Wednesday, August 13, 2008

Late Summer's Nights Forever



The sky out back is soft, the color of peach fuzz. Way across the rooftops, a puff of whip-cream fog has crested Twin Peaks. It hangs there, suspended, unable to advance further across this slender peninsula until and unless a stronger breeze rising off the heated interior of California's rich agricultural valleys exerts a magnetic pull, drawing it inland.



For now, it is a warm night in the Mission District. I'm feeling an overwhelming tug of nostalgia tonight for so many things and people and times that are gone, never again to return.

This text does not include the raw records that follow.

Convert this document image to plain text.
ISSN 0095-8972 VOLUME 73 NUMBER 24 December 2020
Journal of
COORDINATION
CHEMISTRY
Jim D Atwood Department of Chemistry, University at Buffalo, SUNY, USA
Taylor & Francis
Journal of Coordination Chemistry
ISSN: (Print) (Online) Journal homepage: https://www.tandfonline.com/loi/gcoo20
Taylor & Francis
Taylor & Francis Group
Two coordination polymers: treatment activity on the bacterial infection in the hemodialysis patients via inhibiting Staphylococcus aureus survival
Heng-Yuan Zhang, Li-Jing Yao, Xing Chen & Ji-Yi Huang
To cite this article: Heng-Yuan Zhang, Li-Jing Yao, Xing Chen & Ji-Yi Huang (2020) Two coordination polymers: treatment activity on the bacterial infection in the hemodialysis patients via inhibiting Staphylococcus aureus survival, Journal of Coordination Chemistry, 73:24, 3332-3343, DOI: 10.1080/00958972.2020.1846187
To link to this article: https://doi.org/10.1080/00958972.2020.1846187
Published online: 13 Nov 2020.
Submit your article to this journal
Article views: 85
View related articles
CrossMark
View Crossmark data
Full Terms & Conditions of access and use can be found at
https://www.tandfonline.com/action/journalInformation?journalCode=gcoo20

Summer was always my favorite time as a child. Shooting my BB gun, pulling up immature carrots and radishes and eating them with the dirt still on, or roasting field corn, harvesting green apples or raspberries or blueberries, fishing on lazy afternoons, lying on my back in a field and witnessing the cumulus clouds as they shifted and twisted their way across Michigan's pure blue sky.

This is such a different place, and though I've long since acclimated, you most definitely can take the boy out of the Midwest, but never take the Midwest out of the boy.



Still, this is the right place for me. Back home, I never would have fit in. My thoughts and feelings are too restless for a region built on solid dependability. My time always feels too short to rest on the familiar, or the assumption of stability.

Here, sometimes, my body shakes, or my desk shakes, or my chair or the walls or the floors, or maybe it's all just my imagination. I've lived through so many earthquakes in a place the experts tell us inevitably will, sooner or later, be destroyed, that it is worth noting I've never felt like leaving, so I suppose this particular reality suits me.

Nothing lasts forever. Especially not us. A couple of buddies visiting me today at our delightful little startup (which at my age is the equivalent of working on top of a fault line) -- declared me happy and in the right place for the likes of me.

It may not be my inherited home -- the unstable West Coast -- but it's the home I chose.